In 1977, while he was working on the farms, Nazar Singh Gill bought a ten acre farm in Abbotsford. He then sold the farm after 3-4 years in 2010. Nazar Singh remembers that work in the mills was very difficult, as the lumber pulling was long, heavy and hard work. He first started working as a green chain puller at Harman Lumber Mill and at the Whonnock mill. Later, he learned grading, that is grading the lumber from1968-69 and after that he continued grading the lumber until he retired. Green chain pulling entailed the lumber coming on 6-7 chains, and on one side the man is putting the lumber and on the short side a man is pulling the lumber.

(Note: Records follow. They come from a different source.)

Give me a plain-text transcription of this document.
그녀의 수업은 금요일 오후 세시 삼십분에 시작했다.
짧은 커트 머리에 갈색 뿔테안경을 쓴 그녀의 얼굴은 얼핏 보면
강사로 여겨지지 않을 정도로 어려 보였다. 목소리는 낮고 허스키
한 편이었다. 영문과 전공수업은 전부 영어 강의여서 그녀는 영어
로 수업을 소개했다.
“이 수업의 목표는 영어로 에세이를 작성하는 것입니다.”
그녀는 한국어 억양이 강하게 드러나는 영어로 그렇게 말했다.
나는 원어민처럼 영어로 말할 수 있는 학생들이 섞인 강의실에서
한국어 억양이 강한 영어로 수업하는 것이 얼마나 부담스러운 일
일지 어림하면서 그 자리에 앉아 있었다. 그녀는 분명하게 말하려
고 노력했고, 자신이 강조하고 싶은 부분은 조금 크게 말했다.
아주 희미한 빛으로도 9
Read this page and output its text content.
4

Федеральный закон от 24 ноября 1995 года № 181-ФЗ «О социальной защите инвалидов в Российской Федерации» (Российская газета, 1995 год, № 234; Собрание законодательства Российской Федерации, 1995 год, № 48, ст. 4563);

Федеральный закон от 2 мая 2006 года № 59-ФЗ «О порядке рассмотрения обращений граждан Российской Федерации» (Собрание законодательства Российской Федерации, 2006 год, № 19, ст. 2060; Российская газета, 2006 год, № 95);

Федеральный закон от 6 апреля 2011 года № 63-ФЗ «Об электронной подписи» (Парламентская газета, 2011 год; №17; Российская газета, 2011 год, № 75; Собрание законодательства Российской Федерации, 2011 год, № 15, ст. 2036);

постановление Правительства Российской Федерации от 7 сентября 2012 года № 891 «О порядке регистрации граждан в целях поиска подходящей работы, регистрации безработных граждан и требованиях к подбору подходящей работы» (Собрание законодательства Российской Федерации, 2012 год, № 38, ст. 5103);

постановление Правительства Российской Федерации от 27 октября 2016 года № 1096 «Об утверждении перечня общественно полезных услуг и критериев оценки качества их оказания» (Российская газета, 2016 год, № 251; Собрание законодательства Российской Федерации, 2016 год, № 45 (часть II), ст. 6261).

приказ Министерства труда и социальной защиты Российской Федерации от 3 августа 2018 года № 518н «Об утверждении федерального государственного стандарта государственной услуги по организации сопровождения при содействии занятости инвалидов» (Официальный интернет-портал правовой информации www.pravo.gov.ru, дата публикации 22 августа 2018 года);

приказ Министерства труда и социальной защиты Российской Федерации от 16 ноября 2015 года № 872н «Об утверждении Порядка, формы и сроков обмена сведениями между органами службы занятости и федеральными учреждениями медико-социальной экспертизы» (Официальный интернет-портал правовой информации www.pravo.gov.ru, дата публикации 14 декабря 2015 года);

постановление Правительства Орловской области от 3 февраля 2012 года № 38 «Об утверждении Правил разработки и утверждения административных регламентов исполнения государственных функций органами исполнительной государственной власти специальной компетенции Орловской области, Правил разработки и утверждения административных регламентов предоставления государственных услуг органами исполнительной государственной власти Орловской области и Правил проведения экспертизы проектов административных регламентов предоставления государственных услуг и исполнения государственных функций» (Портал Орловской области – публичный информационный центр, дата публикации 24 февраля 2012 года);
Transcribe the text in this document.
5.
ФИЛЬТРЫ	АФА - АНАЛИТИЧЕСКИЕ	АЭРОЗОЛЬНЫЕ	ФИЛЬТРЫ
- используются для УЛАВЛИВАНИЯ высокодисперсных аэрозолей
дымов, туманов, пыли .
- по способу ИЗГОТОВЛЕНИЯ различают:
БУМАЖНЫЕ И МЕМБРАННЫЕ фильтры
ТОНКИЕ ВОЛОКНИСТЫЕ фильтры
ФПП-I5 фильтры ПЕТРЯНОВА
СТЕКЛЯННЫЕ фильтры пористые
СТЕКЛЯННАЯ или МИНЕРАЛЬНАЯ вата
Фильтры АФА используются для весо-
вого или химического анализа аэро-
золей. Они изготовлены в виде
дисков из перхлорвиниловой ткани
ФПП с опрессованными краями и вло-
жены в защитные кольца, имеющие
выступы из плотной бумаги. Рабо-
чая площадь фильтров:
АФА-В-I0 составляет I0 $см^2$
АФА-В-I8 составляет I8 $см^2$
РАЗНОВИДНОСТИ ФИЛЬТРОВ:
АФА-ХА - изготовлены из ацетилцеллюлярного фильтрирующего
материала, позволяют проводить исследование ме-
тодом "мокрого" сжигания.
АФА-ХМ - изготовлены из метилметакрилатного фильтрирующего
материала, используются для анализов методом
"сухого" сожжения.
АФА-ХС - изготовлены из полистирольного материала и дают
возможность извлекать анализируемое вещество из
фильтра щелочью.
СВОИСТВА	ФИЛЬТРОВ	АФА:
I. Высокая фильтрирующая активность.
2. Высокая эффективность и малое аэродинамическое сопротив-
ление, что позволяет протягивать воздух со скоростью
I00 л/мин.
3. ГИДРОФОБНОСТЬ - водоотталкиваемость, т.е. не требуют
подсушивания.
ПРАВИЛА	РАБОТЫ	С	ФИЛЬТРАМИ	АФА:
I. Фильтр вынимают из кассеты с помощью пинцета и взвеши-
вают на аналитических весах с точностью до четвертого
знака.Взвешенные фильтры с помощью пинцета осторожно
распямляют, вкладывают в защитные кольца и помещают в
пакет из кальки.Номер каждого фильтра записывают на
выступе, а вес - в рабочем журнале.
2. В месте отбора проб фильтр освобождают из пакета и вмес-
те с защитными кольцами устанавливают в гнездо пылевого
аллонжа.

The Lumber Grading entailed a man standing on one side of the green chain and when the lumber came he determined what grade the lumber goes in. If it was clear, i.e. did not have any knots or defects, it would be marked as #1 and the clear lumber was then more valuable. For the second grade lumber, the price was lower. Grading was then a very important job in the mills. Nazar Singh worked with both Indians and people of European origin during his mill work career. In the Harman Saw Mill for example, there were more Indian workers than people of European origin and in the Whonnock mill it was vice-versa. In addition, the mills were owned by different ethnicities of people; for example, the Harman Saw mill was owned by an Indian man whereas the Whonnock and Bay Lumber were companies were owned by American White men.

When discussing the hardships of working in the mills, Nazar Singh claims that there were few that he recalls in part because they were earning good money. For example as a grader Nazar Singh earned $3.00 per hour which was more than many others earned at the time. Nazar Singh Gill became a Canadian citizen three years after he arrived in Canada.